Phenotypic subtypes in attention deficit hyperactivity disorder in an isolated population.

ABSTRACT

We address the use of two informants in genetic studies and whether familial aggregation is similar for the three phenotypic subtypes of ADHD. Lifetime ADHD was diagnosed in a Dutch isolated population using parents and teachers as informants, creating two subgroups (one or two informants), then further divided into three phenotypic categories (inattentive, hyperactive/impulsive, combined). Genealogy was collected for all patients. Mean kinship coefficients for the subgroups were calculated. Fifteen of 26 children were linked to a common ancestor within 10 generations. The mean kinship coefficient of patients confirmed by two informants was significantly higher than in patients only scored positive by one informant (p = 0.03).
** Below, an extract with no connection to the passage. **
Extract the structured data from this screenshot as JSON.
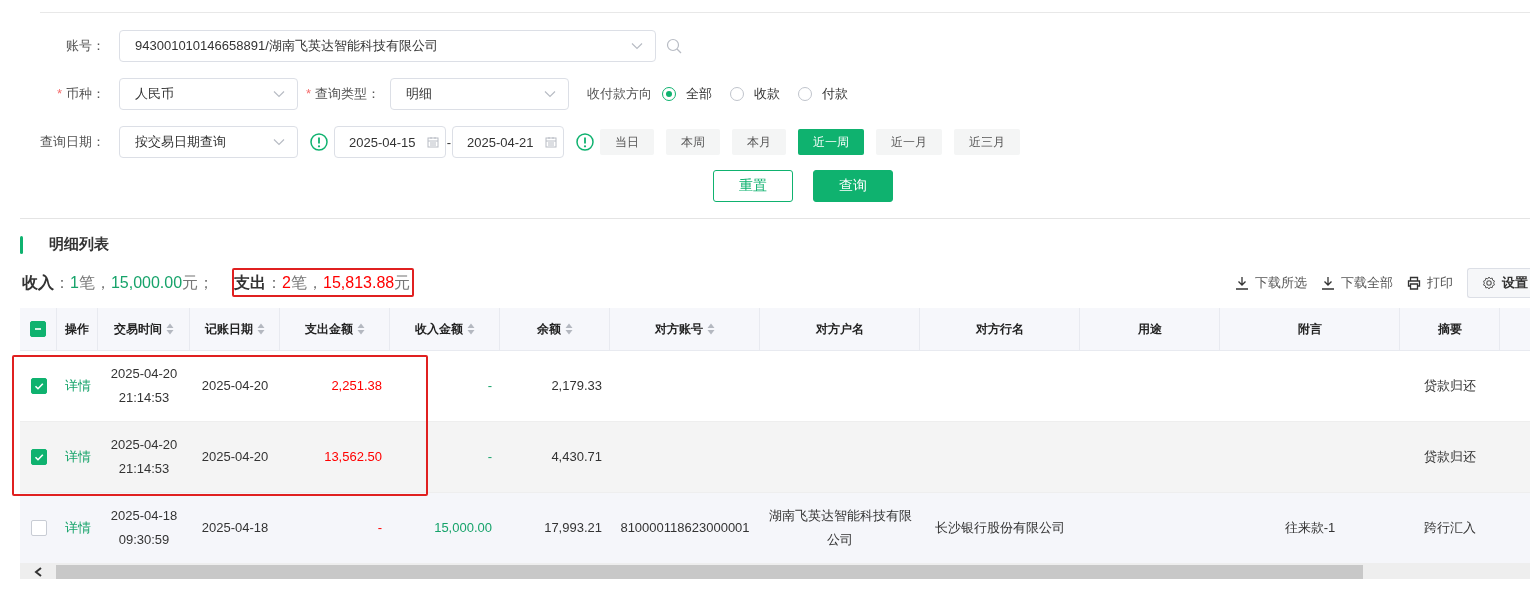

All patients of the inattentive subtype were connected to a common ancestor, which was significantly higher (p = 0.03) than expected. Eighty-one percent of these patients derive of consanguineous marriages, also higher than expected. This means that recessive mutations may be involved in the inattentive subtype. These patients were more closely related than those with the other phenotypes (p<0.01). Our data suggests that using two informants in diagnosing ADHD helps identify a phenotype with a strong genetic component. The inattentive phenotype showed strong familial clustering and evidence of a recessive origin.